I can represent these as:

\begin{bmatrix} 2 & 1 &0& x & 1\\ 1 & -1 &0& y &0\\ 1&1&1&z&0 \end{bmatrix}

If you want to rearrange the variables so that it $xyz$ goes to $zyx$ then you would consider the equations as

$y+2x=1$

$-y+x=0$

$z+y+x=0$

To get the $x$ next to the 1, since for $zyx$, $x$ is in the third position, you want the equation with a 1 to be in the third position also, so

$-y+x=0$

$z+y+x=0$

$y+2x=1$ to get the matrix

\begin{bmatrix} 0 & -1 &1& z &0 \\ 1 & 1 &1& y &0\\ 0&1&2&x&1 \end{bmatrix}

Answer 2

The best way to understand how to use elementary operations in linear algebra is to discard conventions such as that in your question. Yes, discard!
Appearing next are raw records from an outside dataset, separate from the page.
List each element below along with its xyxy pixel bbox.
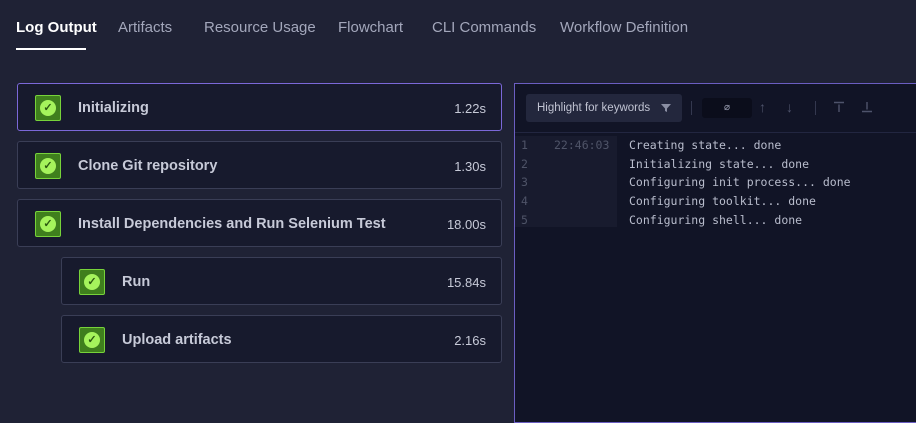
check-circle-icon: ✓ [79,327,105,353]
line-timestamp: 22:46:03 [554,138,610,152]
check-circle-icon: ✓ [35,95,61,121]
line-number: 5 [521,212,528,227]
arrow-up-icon[interactable]: ↑ [759,100,766,114]
search-input[interactable]: ⌀ [702,98,752,118]
arrow-down-icon[interactable]: ↓ [786,100,793,114]
step-duration: 1.30s [454,159,486,174]
tab-log-output[interactable]: Log Output [16,19,97,36]
line-text: Creating state... done [629,138,782,152]
tab-workflow-definition[interactable]: Workflow Definition [560,19,688,36]
line-number: 3 [521,175,528,190]
log-line: 3 Configuring init process... done [515,173,916,192]
line-number: 2 [521,156,528,171]
check-circle-icon: ✓ [35,211,61,237]
highlight-placeholder: Highlight for keywords [537,102,651,114]
step-duration: 18.00s [446,217,486,232]
line-text: Configuring shell... done [629,212,803,227]
scroll-bottom-icon[interactable] [861,101,873,113]
line-text: Initializing state... done [629,156,810,171]
step-name: Upload artifacts [122,332,232,348]
filter-icon[interactable] [660,102,672,114]
step-clone-git-repository[interactable]: ✓ Clone Git repository 1.30s [17,141,502,189]
log-lines: 1 22:46:03 Creating state... done 2 Init… [515,136,916,229]
log-panel: Highlight for keywords ⌀ ↑ ↓ 1 22:46:03 … [514,83,916,423]
step-name: Run [122,274,151,290]
tab-cli-commands[interactable]: CLI Commands [432,19,536,36]
line-number: 1 [521,138,528,152]
log-line: 5 Configuring shell... done [515,211,916,230]
step-initializing[interactable]: ✓ Initializing 1.22s [17,83,502,131]
step-duration: 1.22s [454,101,486,116]
substep-upload-artifacts[interactable]: ✓ Upload artifacts 2.16s [61,315,502,363]
line-text: Configuring toolkit... done [629,194,816,209]
active-tab-indicator [16,48,86,50]
toolbar-divider [815,101,816,115]
step-name: Install Dependencies and Run Selenium Te… [78,216,386,232]
tab-bar: Log Output Artifacts Resource Usage Flow… [0,0,916,56]
log-line: 2 Initializing state... done [515,155,916,174]
tab-flowchart[interactable]: Flowchart [338,19,403,36]
scroll-top-icon[interactable] [833,101,845,113]
log-line: 4 Configuring toolkit... done [515,192,916,211]
log-toolbar: Highlight for keywords ⌀ ↑ ↓ [515,84,916,133]
step-install-dependencies[interactable]: ✓ Install Dependencies and Run Selenium … [17,199,502,247]
step-duration: 15.84s [446,275,486,290]
line-text: Configuring init process... done [629,175,851,190]
tab-artifacts[interactable]: Artifacts [118,19,172,36]
highlight-keywords-input[interactable]: Highlight for keywords [526,94,682,122]
check-circle-icon: ✓ [35,153,61,179]
step-name: Initializing [78,100,149,116]
substep-run[interactable]: ✓ Run 15.84s [61,257,502,305]
toolbar-divider [691,101,692,115]
log-line: 1 22:46:03 Creating state... done [515,136,916,155]
tab-resource-usage[interactable]: Resource Usage [204,19,316,36]
check-circle-icon: ✓ [79,269,105,295]
line-number: 4 [521,194,528,209]
step-name: Clone Git repository [78,158,218,174]
step-duration: 2.16s [454,333,486,348]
You can use it for communication. And that should be the end of it. Never use it for understanding.

What

$$ \begin{equation}\tag{1} \begin{bmatrix} -1 & 1& y & 0\\ 1 & 2 & x & 1 \end{bmatrix} \end{equation} $$

truly means is as follows.

$$ \begin{bmatrix} -1 & 1\\ 1 & 2 \end{bmatrix} \begin{bmatrix} x\\ y \end{bmatrix} =\begin{bmatrix} 0\\ 1 \end{bmatrix} $$

In the above matrix-vector multiplication, you can clearly see your original equations.
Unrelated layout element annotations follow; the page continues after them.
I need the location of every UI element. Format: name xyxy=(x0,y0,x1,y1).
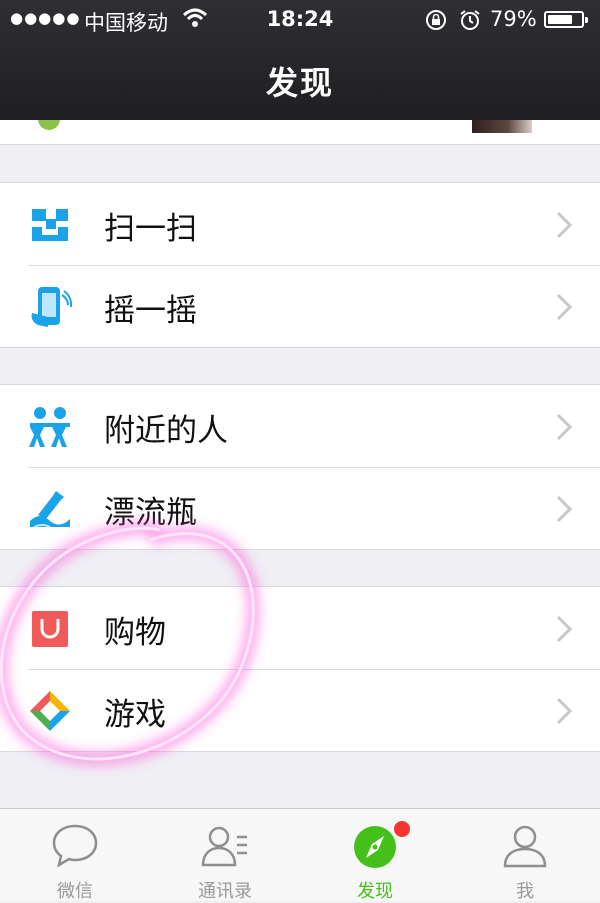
battery-percentage: 79% xyxy=(490,7,537,31)
chevron-right-icon xyxy=(556,495,573,523)
person-icon xyxy=(503,825,547,868)
top-bar: ●●●●● 中国移动 18:24 79% 发现 xyxy=(0,0,600,120)
menu-item-scan[interactable]: 扫一扫 xyxy=(0,183,600,265)
menu-item-label: 游戏 xyxy=(104,697,166,733)
battery-nub xyxy=(585,17,588,23)
rotation-lock-icon xyxy=(426,10,446,30)
shake-icon xyxy=(31,287,72,327)
drift-bottle-icon xyxy=(30,491,70,528)
moments-row-partial[interactable] xyxy=(0,120,600,145)
chevron-right-icon xyxy=(556,697,573,725)
chevron-right-icon xyxy=(556,615,573,643)
tab-label: 通讯录 xyxy=(198,881,252,902)
chevron-right-icon xyxy=(556,413,573,441)
moments-avatar-thumbnail xyxy=(472,120,532,133)
menu-item-label: 附近的人 xyxy=(104,413,228,449)
tab-label: 发现 xyxy=(357,881,393,902)
chevron-right-icon xyxy=(556,211,573,239)
chevron-right-icon xyxy=(556,293,573,321)
menu-item-label: 购物 xyxy=(104,615,166,651)
tab-label: 微信 xyxy=(57,881,93,902)
people-nearby-icon xyxy=(29,407,70,447)
chat-bubble-icon xyxy=(52,824,98,868)
menu-item-games[interactable]: 游戏 xyxy=(0,669,600,751)
contacts-icon xyxy=(201,826,247,867)
menu-group-nearby-bottle: 附近的人 漂流瓶 xyxy=(0,384,600,550)
alarm-icon xyxy=(460,10,480,30)
tab-chats[interactable]: 微信 xyxy=(0,809,150,902)
tab-me[interactable]: 我 xyxy=(450,809,600,902)
battery-icon xyxy=(544,11,588,28)
games-icon xyxy=(30,691,70,731)
shopping-bag-icon xyxy=(32,611,68,647)
menu-item-label: 扫一扫 xyxy=(104,211,197,247)
notification-badge xyxy=(392,819,412,839)
menu-item-label: 摇一摇 xyxy=(104,293,197,329)
menu-item-shopping[interactable]: 购物 xyxy=(0,587,600,669)
menu-item-shake[interactable]: 摇一摇 xyxy=(0,265,600,347)
battery-level-fill xyxy=(548,15,573,24)
moments-icon xyxy=(38,120,60,130)
menu-item-drift-bottle[interactable]: 漂流瓶 xyxy=(0,467,600,549)
menu-group-scan-shake: 扫一扫 摇一摇 xyxy=(0,182,600,348)
tab-label: 我 xyxy=(516,881,534,902)
tab-discover[interactable]: 发现 xyxy=(300,809,450,902)
menu-item-label: 漂流瓶 xyxy=(104,495,197,531)
status-bar: ●●●●● 中国移动 18:24 79% xyxy=(0,0,600,40)
scan-icon xyxy=(32,209,68,241)
menu-item-people-nearby[interactable]: 附近的人 xyxy=(0,385,600,467)
menu-group-shopping-games: 购物 游戏 xyxy=(0,586,600,752)
tab-contacts[interactable]: 通讯录 xyxy=(150,809,300,902)
tab-bar: 微信 通讯录 发现 我 xyxy=(0,808,600,902)
page-title: 发现 xyxy=(265,64,334,102)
Applying elementary row operations means to left-multiple both sides of the equation by the corresponding elementary matrix. And that corresponding matrix can be obtained by performing the same elementary row operation on the identity matrix.
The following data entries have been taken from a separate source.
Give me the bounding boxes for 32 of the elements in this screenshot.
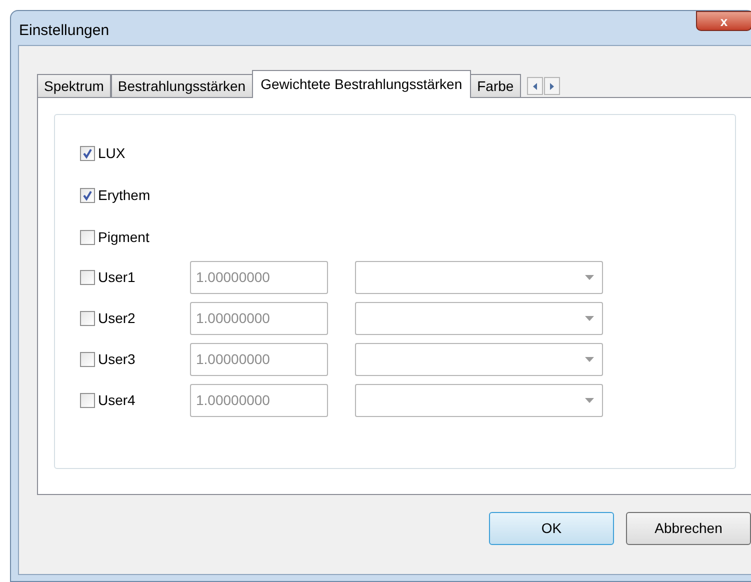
- close-button[interactable]: x: [696, 11, 751, 31]
- tab[interactable]: Bestrahlungsstärken: [110, 74, 253, 98]
- cancel-button[interactable]: Abbrechen: [626, 512, 751, 545]
- dropdown[interactable]: [355, 384, 603, 417]
- checkbox-label: User4: [98, 391, 136, 410]
- dropdown-arrow-icon: [585, 316, 594, 321]
- right-arrow-icon: [550, 82, 554, 90]
- ok-button[interactable]: OK: [489, 512, 614, 545]
- left-arrow-icon: [532, 82, 537, 90]
- tab[interactable]: Farbe: [470, 74, 521, 98]
- checkbox-label: User2: [98, 309, 136, 328]
- checkmark-icon: [82, 148, 93, 159]
- checkbox-label: User1: [98, 268, 136, 287]
- dropdown[interactable]: [355, 343, 603, 376]
- dropdown[interactable]: [355, 261, 603, 294]
- dropdown[interactable]: [355, 302, 603, 335]
- checkbox[interactable]: [80, 230, 95, 245]
- checkmark-icon: [82, 190, 93, 201]
- checkbox-label: Pigment: [98, 228, 150, 247]
- dropdown-arrow-icon: [585, 275, 594, 280]
- checkbox-label: LUX: [98, 144, 126, 163]
- tab-scroll-right-button[interactable]: [544, 77, 560, 95]
- checkbox-label: Erythem: [98, 186, 150, 205]
- tab-scroll-left-button[interactable]: [526, 77, 543, 95]
- dropdown-arrow-icon: [585, 357, 594, 362]
- dropdown-arrow-icon: [585, 398, 594, 403]
- window-title: Einstellungen: [19, 21, 110, 41]
- tab[interactable]: Spektrum: [37, 74, 111, 98]
- tab[interactable]: Gewichtete Bestrahlungsstärken: [252, 70, 472, 98]
- checkbox-label: User3: [98, 350, 136, 369]
- checkbox[interactable]: [80, 146, 95, 161]
- checkbox[interactable]: [80, 188, 95, 203]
For example, suppose you want to make row 2 add row 1. Perform that to the identity matrix, you get:

$$ \begin{bmatrix} 1 & 0\\ 0 & 1 \end{bmatrix} \longrightarrow \begin{bmatrix} 1 & 0\\ 1 & 1 \end{bmatrix} $$

The row operation on the original equation is thus

$$ \begin{bmatrix} 1 & 0\\ 1 & 1 \end{bmatrix} \begin{bmatrix} -1 & 1\\ 1 & 2 \end{bmatrix} \begin{bmatrix} x\\ y \end{bmatrix} =\begin{bmatrix} 1 & 0\\ 1 & 1 \end{bmatrix} \begin{bmatrix} 0\\ 1 \end{bmatrix} $$

which simplifies to

$$ \begin{equation}\tag{2} \begin{bmatrix} -1 & 1\\ 0 & 3 \end{bmatrix} \begin{bmatrix} x\\ y \end{bmatrix} =\begin{bmatrix} 0\\ 1 \end{bmatrix} \end{equation} $$

(1) is true if and only if (2) is true. Thus, you can solve (2) and get the answer for (1). You do that because the answer for (2) is (more) obvious.

---

To the specific question of "how could I change change the order of the elements while still keeping the x next to 1?"

It is the same idea. Switching row 1 and row 2 on identity matrix first. (1 and 2 are ofc arbitrary choices. You can generalize it to any pair of rows.)

In 2D, you get

$$ \begin{bmatrix} 1 & 0\\ 0 & 1 \end{bmatrix} \longrightarrow \begin{bmatrix} 0 & 1\\ 1 & 0 \end{bmatrix} $$

from here, perhaps you can try simplifying the multiplication and see what you get.

---

Now that you understand what elementary row operations are. You should be able to state any linear system of equations in matrix-vector multiplication.

With the understanding, you should be able to re-derive the rule for switching rows any time, which is: you also need to switch the corresponding rows on the RHS of the equation.